Comparison results for cold-start tourists
With the objective to improve the performance of attraction recommendation method by advancing the inference of both tourist preferences and trust relations, we proposed a season-aware attraction recommendation method with dual-trust enhancement (SAR-DTR). It contributes to the literature on four aspects. We proposed the inference method of seasonal topic preferences, which can capture tourists’ topic preferences in a specific season from their travel histories.
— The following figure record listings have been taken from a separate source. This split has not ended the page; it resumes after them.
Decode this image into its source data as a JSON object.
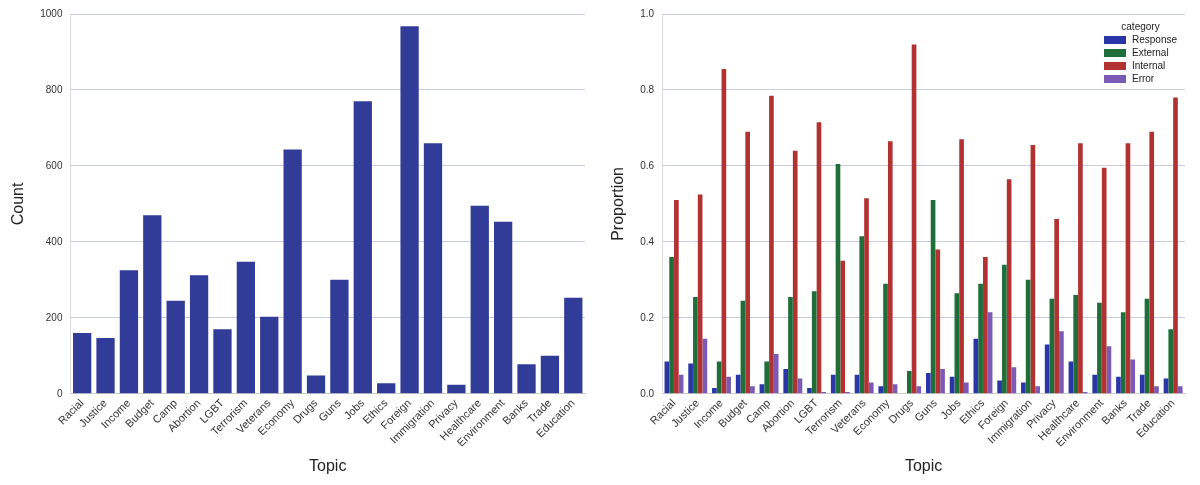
{
  "chart_data": [
    {
      "type": "bar",
      "xlabel": "Topic",
      "ylabel": "Count",
      "categories": [
        "Racial",
        "Justice",
        "Income",
        "Budget",
        "Camp",
        "Abortion",
        "LGBT",
        "Terrorism",
        "Veterans",
        "Economy",
        "Drugs",
        "Guns",
        "Jobs",
        "Ethics",
        "Foreign",
        "Immigration",
        "Privacy",
        "Healthcare",
        "Environment",
        "Banks",
        "Trade",
        "Education"
      ],
      "values": [
        160,
        147,
        325,
        470,
        245,
        312,
        170,
        348,
        203,
        643,
        48,
        300,
        770,
        28,
        968,
        660,
        24,
        495,
        453,
        78,
        100,
        253
      ],
      "color": "#313c98",
      "ylim": [
        0,
        1000
      ],
      "yticks": [
        0,
        200,
        400,
        600,
        800,
        1000
      ],
      "grid": "y",
      "legend": false
    },
    {
      "type": "bar",
      "xlabel": "Topic",
      "ylabel": "Proportion",
      "legend_title": "category",
      "legend": "top right",
      "grid": "y",
      "categories": [
        "Racial",
        "Justice",
        "Income",
        "Budget",
        "Camp",
        "Abortion",
        "LGBT",
        "Terrorism",
        "Veterans",
        "Economy",
        "Drugs",
        "Guns",
        "Jobs",
        "Ethics",
        "Foreign",
        "Immigration",
        "Privacy",
        "Healthcare",
        "Environment",
        "Banks",
        "Trade",
        "Education"
      ],
      "series": [
        {
          "name": "Response",
          "color": "#2a35a8",
          "values": [
            0.085,
            0.08,
            0.015,
            0.05,
            0.025,
            0.065,
            0.015,
            0.05,
            0.05,
            0.02,
            0,
            0.055,
            0.045,
            0.145,
            0.035,
            0.03,
            0.13,
            0.085,
            0.05,
            0.045,
            0.05,
            0.04
          ]
        },
        {
          "name": "External",
          "color": "#1f6e3a",
          "values": [
            0.36,
            0.255,
            0.085,
            0.245,
            0.085,
            0.255,
            0.27,
            0.605,
            0.415,
            0.29,
            0.06,
            0.51,
            0.265,
            0.29,
            0.34,
            0.3,
            0.25,
            0.26,
            0.24,
            0.215,
            0.25,
            0.17
          ]
        },
        {
          "name": "Internal",
          "color": "#b23232",
          "values": [
            0.51,
            0.525,
            0.855,
            0.69,
            0.785,
            0.64,
            0.715,
            0.35,
            0.515,
            0.665,
            0.92,
            0.38,
            0.67,
            0.36,
            0.565,
            0.655,
            0.46,
            0.66,
            0.595,
            0.66,
            0.69,
            0.78
          ]
        },
        {
          "name": "Error",
          "color": "#7a5ab5",
          "values": [
            0.05,
            0.145,
            0.045,
            0.02,
            0.105,
            0.04,
            0.005,
            0.005,
            0.03,
            0.025,
            0.02,
            0.065,
            0.03,
            0.215,
            0.07,
            0.02,
            0.165,
            0.005,
            0.125,
            0.09,
            0.02,
            0.02
          ]
        }
      ],
      "ylim": [
        0,
        1
      ],
      "yticks": [
        {
          "value": 0,
          "label": "0.0"
        },
        {
          "value": 0.2,
          "label": "0.2"
        },
        {
          "value": 0.4,
          "label": "0.4"
        },
        {
          "value": 0.6,
          "label": "0.6"
        },
        {
          "value": 0.8,
          "label": "0.8"
        },
        {
          "value": 1,
          "label": "1.0"
        }
      ]
    }
  ]
}
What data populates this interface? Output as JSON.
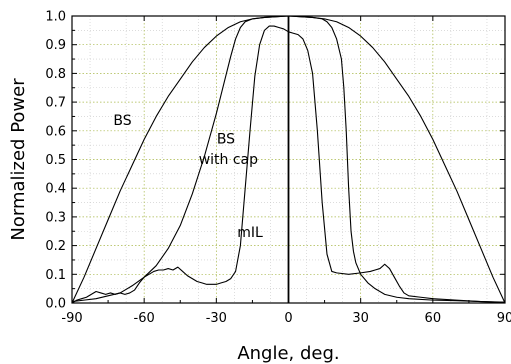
{
  "chart_data": {
    "type": "line",
    "xlabel": "Angle, deg.",
    "ylabel": "Normalized Power",
    "xlim": [
      -90,
      90
    ],
    "ylim": [
      0,
      1
    ],
    "xticks": [
      -90,
      -60,
      -30,
      0,
      30,
      60,
      90
    ],
    "xtick_labels": [
      "-90",
      "-60",
      "-30",
      "0",
      "30",
      "60",
      "90"
    ],
    "yticks": [
      0,
      0.1,
      0.2,
      0.3,
      0.4,
      0.5,
      0.6,
      0.7,
      0.8,
      0.9,
      1.0
    ],
    "ytick_labels": [
      "0.0",
      "0.1",
      "0.2",
      "0.3",
      "0.4",
      "0.5",
      "0.6",
      "0.7",
      "0.8",
      "0.9",
      "1.0"
    ],
    "grid": true,
    "vline_x": 0,
    "line_color": "#000000",
    "grid_color": "#c8c8c8",
    "major_grid_color": "#a8b84a",
    "series": [
      {
        "id": "bs",
        "points": [
          [
            -90,
            0.0
          ],
          [
            -85,
            0.09
          ],
          [
            -80,
            0.19
          ],
          [
            -75,
            0.29
          ],
          [
            -70,
            0.39
          ],
          [
            -65,
            0.48
          ],
          [
            -60,
            0.57
          ],
          [
            -55,
            0.65
          ],
          [
            -50,
            0.72
          ],
          [
            -45,
            0.78
          ],
          [
            -40,
            0.84
          ],
          [
            -35,
            0.89
          ],
          [
            -30,
            0.93
          ],
          [
            -25,
            0.96
          ],
          [
            -20,
            0.98
          ],
          [
            -15,
            0.99
          ],
          [
            -10,
            0.995
          ],
          [
            0,
            1.0
          ],
          [
            10,
            0.995
          ],
          [
            15,
            0.99
          ],
          [
            20,
            0.98
          ],
          [
            25,
            0.96
          ],
          [
            30,
            0.93
          ],
          [
            35,
            0.89
          ],
          [
            40,
            0.84
          ],
          [
            45,
            0.78
          ],
          [
            50,
            0.72
          ],
          [
            55,
            0.65
          ],
          [
            60,
            0.57
          ],
          [
            65,
            0.48
          ],
          [
            70,
            0.39
          ],
          [
            75,
            0.29
          ],
          [
            80,
            0.19
          ],
          [
            85,
            0.09
          ],
          [
            90,
            0.0
          ]
        ]
      },
      {
        "id": "bs-cap",
        "points": [
          [
            -90,
            0.005
          ],
          [
            -85,
            0.01
          ],
          [
            -80,
            0.015
          ],
          [
            -75,
            0.025
          ],
          [
            -70,
            0.035
          ],
          [
            -65,
            0.06
          ],
          [
            -60,
            0.09
          ],
          [
            -55,
            0.13
          ],
          [
            -50,
            0.19
          ],
          [
            -45,
            0.27
          ],
          [
            -40,
            0.38
          ],
          [
            -35,
            0.51
          ],
          [
            -30,
            0.66
          ],
          [
            -27,
            0.76
          ],
          [
            -24,
            0.86
          ],
          [
            -22,
            0.92
          ],
          [
            -20,
            0.96
          ],
          [
            -18,
            0.98
          ],
          [
            -15,
            0.99
          ],
          [
            -10,
            0.995
          ],
          [
            0,
            1.0
          ],
          [
            10,
            0.995
          ],
          [
            14,
            0.99
          ],
          [
            16,
            0.98
          ],
          [
            18,
            0.96
          ],
          [
            20,
            0.92
          ],
          [
            22,
            0.85
          ],
          [
            23,
            0.75
          ],
          [
            24,
            0.6
          ],
          [
            25,
            0.4
          ],
          [
            26,
            0.25
          ],
          [
            27,
            0.18
          ],
          [
            28,
            0.14
          ],
          [
            30,
            0.1
          ],
          [
            33,
            0.07
          ],
          [
            36,
            0.05
          ],
          [
            40,
            0.03
          ],
          [
            45,
            0.02
          ],
          [
            50,
            0.015
          ],
          [
            60,
            0.01
          ],
          [
            70,
            0.008
          ],
          [
            80,
            0.005
          ],
          [
            90,
            0.003
          ]
        ]
      },
      {
        "id": "mil",
        "points": [
          [
            -90,
            0.0
          ],
          [
            -88,
            0.01
          ],
          [
            -86,
            0.015
          ],
          [
            -84,
            0.02
          ],
          [
            -82,
            0.03
          ],
          [
            -80,
            0.04
          ],
          [
            -78,
            0.035
          ],
          [
            -76,
            0.03
          ],
          [
            -74,
            0.035
          ],
          [
            -72,
            0.03
          ],
          [
            -70,
            0.035
          ],
          [
            -68,
            0.03
          ],
          [
            -66,
            0.035
          ],
          [
            -64,
            0.045
          ],
          [
            -62,
            0.07
          ],
          [
            -60,
            0.09
          ],
          [
            -58,
            0.1
          ],
          [
            -56,
            0.11
          ],
          [
            -54,
            0.115
          ],
          [
            -52,
            0.115
          ],
          [
            -50,
            0.12
          ],
          [
            -48,
            0.115
          ],
          [
            -46,
            0.125
          ],
          [
            -44,
            0.11
          ],
          [
            -42,
            0.095
          ],
          [
            -40,
            0.085
          ],
          [
            -38,
            0.075
          ],
          [
            -36,
            0.07
          ],
          [
            -34,
            0.065
          ],
          [
            -32,
            0.065
          ],
          [
            -30,
            0.065
          ],
          [
            -28,
            0.07
          ],
          [
            -26,
            0.075
          ],
          [
            -24,
            0.085
          ],
          [
            -22,
            0.11
          ],
          [
            -20,
            0.2
          ],
          [
            -18,
            0.4
          ],
          [
            -16,
            0.6
          ],
          [
            -14,
            0.79
          ],
          [
            -12,
            0.9
          ],
          [
            -10,
            0.95
          ],
          [
            -8,
            0.965
          ],
          [
            -6,
            0.965
          ],
          [
            -4,
            0.96
          ],
          [
            -2,
            0.955
          ],
          [
            0,
            0.945
          ],
          [
            2,
            0.94
          ],
          [
            4,
            0.935
          ],
          [
            6,
            0.92
          ],
          [
            8,
            0.88
          ],
          [
            10,
            0.8
          ],
          [
            12,
            0.6
          ],
          [
            14,
            0.35
          ],
          [
            16,
            0.17
          ],
          [
            18,
            0.11
          ],
          [
            20,
            0.105
          ],
          [
            25,
            0.1
          ],
          [
            30,
            0.105
          ],
          [
            34,
            0.11
          ],
          [
            36,
            0.115
          ],
          [
            38,
            0.12
          ],
          [
            40,
            0.135
          ],
          [
            42,
            0.12
          ],
          [
            44,
            0.09
          ],
          [
            46,
            0.06
          ],
          [
            48,
            0.035
          ],
          [
            50,
            0.025
          ],
          [
            55,
            0.02
          ],
          [
            60,
            0.015
          ],
          [
            70,
            0.01
          ],
          [
            80,
            0.005
          ],
          [
            90,
            0.002
          ]
        ]
      }
    ],
    "annotations": [
      {
        "text": "BS",
        "x": -69,
        "y": 0.62
      },
      {
        "text": "BS",
        "x": -26,
        "y": 0.555
      },
      {
        "text": "with cap",
        "x": -25,
        "y": 0.485
      },
      {
        "text": "mIL",
        "x": -16,
        "y": 0.23
      }
    ]
  }
}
We constructed the dual-trust relationship (DTR) model that infers trust relations based on similarity-based trust and familiarity-based trust, in contrast to existing studies that merely focus on a single type of trust. We proposed the season-aware attraction recommendation method (SAR-DTR) that recommends attractions according to the seasonal context, seasonal topic preferences and DTR trust relations. The empirical study was conducted with real-world data to compare the performance of SAR-DTR with benchmark methods. The experimental results demonstrate that the SAR-DTR outperforms the other methods in terms of both prediction performance and recommendation performance and that the comprehensive consideration of seasonal topic preferences and trust relations contributes to the performance improvement of SAR-DTR. The results also demonstrate the performance advantages of SAR-DTR over the benchmark methods with respect to the cold-start tourists.
There are some directions for further research. First, the simulation study will be considered with the objective to gain deep insight into the formulated problem. Second, we assume that three types of social interactions are equally important in Equation (4). The computing methodology for familiarity can be further advanced by exploring their relative weights.